Plug-Ins Have Higher CO2 Emissions Than Traditional Hybrids Car When Coal Fires Grid, Study Shows
Life Cycle Analysis (LCA) study results can seem counter-intuitive, even preposterous, until one spends hours pouring over the details. That said: it's generally possible to find a take-away message that makes immediate sense. A recently published LCA study - Life cycle assessment of greenhouse gas emissions from plug-in hybrid vehicles: Implications for policy - makes especially timely, important points about the fit of coal fired electricity and Plug-In Hybrid vehicle use in North America. In a word: we really must clean up the grid to make PHEVs worthwhile.

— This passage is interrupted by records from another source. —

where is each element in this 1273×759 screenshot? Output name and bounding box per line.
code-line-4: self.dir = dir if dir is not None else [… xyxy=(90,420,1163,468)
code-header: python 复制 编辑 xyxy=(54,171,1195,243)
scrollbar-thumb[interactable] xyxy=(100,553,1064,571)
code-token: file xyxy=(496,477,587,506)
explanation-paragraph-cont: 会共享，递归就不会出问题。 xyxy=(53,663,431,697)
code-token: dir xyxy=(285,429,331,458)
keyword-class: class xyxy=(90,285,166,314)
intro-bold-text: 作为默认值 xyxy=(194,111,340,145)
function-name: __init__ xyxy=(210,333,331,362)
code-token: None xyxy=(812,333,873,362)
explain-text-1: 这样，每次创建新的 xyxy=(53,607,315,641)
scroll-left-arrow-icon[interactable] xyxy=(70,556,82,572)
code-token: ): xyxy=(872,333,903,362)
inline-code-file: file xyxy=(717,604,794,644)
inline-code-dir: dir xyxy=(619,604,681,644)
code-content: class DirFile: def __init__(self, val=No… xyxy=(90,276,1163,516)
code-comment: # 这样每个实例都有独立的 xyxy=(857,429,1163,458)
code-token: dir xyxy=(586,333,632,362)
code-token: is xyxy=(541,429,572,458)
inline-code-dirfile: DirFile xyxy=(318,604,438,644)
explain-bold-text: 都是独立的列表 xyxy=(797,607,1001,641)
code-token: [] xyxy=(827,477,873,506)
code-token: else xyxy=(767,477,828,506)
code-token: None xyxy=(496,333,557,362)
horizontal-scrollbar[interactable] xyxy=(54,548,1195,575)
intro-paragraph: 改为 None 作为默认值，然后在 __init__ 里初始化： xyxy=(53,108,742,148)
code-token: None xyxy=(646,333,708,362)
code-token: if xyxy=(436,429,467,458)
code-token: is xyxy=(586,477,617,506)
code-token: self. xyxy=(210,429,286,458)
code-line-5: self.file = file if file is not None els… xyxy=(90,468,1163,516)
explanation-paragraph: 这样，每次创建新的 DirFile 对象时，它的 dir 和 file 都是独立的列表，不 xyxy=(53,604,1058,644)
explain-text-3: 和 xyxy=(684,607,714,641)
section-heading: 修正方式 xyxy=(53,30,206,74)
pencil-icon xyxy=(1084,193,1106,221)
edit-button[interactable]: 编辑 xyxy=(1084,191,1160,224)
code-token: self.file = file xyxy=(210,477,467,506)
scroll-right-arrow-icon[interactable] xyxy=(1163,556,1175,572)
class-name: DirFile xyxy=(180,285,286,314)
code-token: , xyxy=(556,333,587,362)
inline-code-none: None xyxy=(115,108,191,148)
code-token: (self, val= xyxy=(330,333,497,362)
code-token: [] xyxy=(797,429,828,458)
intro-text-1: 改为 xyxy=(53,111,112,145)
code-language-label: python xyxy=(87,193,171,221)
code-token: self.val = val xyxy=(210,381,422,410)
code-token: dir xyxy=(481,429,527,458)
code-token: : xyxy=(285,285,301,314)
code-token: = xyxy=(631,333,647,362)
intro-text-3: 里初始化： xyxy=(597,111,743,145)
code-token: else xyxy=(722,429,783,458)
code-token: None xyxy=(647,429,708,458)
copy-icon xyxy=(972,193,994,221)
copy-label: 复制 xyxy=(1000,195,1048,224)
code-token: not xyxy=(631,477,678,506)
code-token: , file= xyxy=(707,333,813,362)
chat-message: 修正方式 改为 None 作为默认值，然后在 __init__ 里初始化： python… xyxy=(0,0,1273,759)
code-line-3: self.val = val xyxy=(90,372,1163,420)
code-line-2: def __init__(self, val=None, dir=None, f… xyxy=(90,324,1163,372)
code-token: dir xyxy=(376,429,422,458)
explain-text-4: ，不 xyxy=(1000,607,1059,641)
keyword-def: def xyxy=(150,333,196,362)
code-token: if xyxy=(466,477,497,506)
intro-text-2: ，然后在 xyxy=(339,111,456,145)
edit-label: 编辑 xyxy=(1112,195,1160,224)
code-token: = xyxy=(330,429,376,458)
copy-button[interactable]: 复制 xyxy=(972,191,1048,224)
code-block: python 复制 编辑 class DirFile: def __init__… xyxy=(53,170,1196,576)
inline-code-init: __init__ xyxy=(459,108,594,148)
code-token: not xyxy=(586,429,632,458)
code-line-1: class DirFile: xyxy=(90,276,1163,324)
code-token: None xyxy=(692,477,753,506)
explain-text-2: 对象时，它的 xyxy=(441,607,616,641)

To quote one of the authors:
When upstream impacts from fuel extraction, production, processing, and transportation are included, total GHGs per kWh get closer to ~670. Using power that looks like this still affords PHEVs a 32% reduction in life cycle GHGs compared to a regular sedan, and a 5% reduction compared to efficient gasoline-electric hybrids. In areas where coal is or could be the dominant fuel for charging (~950 g/kWh), PHEVs would still edge out sedans on GHGs but they would have 9-18% higher GHGs than hybrids. On the other hand, with a low-carbon portfolio of ~ 200 g/kWh, PHEVs would have large GHG reductions compared to sedans and hybrids (51-63% and 31 to 47%, respectively).Our take on the coming election: a politician who supports PHEV R&D; and coal power is self contradicting. By definition, if you support more coal power you should not support electric vehicles of any kind. [See important "update" below the fold.]Update: The original post overlooked a factor that shapes how readers might react to its provocative Title and political conclusion: the regional upward effect on electricity pricing of a national GHG Cap and Trade system.
If a US Cap and Trade is implemented in synchrony with wide-scale marketing of PHEVs, prospective PHEV owners in regions of the US that are predominantly powered by coal will realize that they would be paying more to charge their cars that owners in other regions. Therefore, it is reasonable to expect that the PHEV market will be "tipped" to portions of the grid where less carbon intensive forms of electricity are available.
This points out how important public policy making is. (And, how much lobbying against Cap & Trade there will be from coal-dependent states.)
Additionally, as the comments below point out, the PHEV/coal power promotion contradiction for coal-heavy grid areas is resolved for independent consumers, businesses, or for local coops which produce renewable power on their own: e.g. distributed renewables.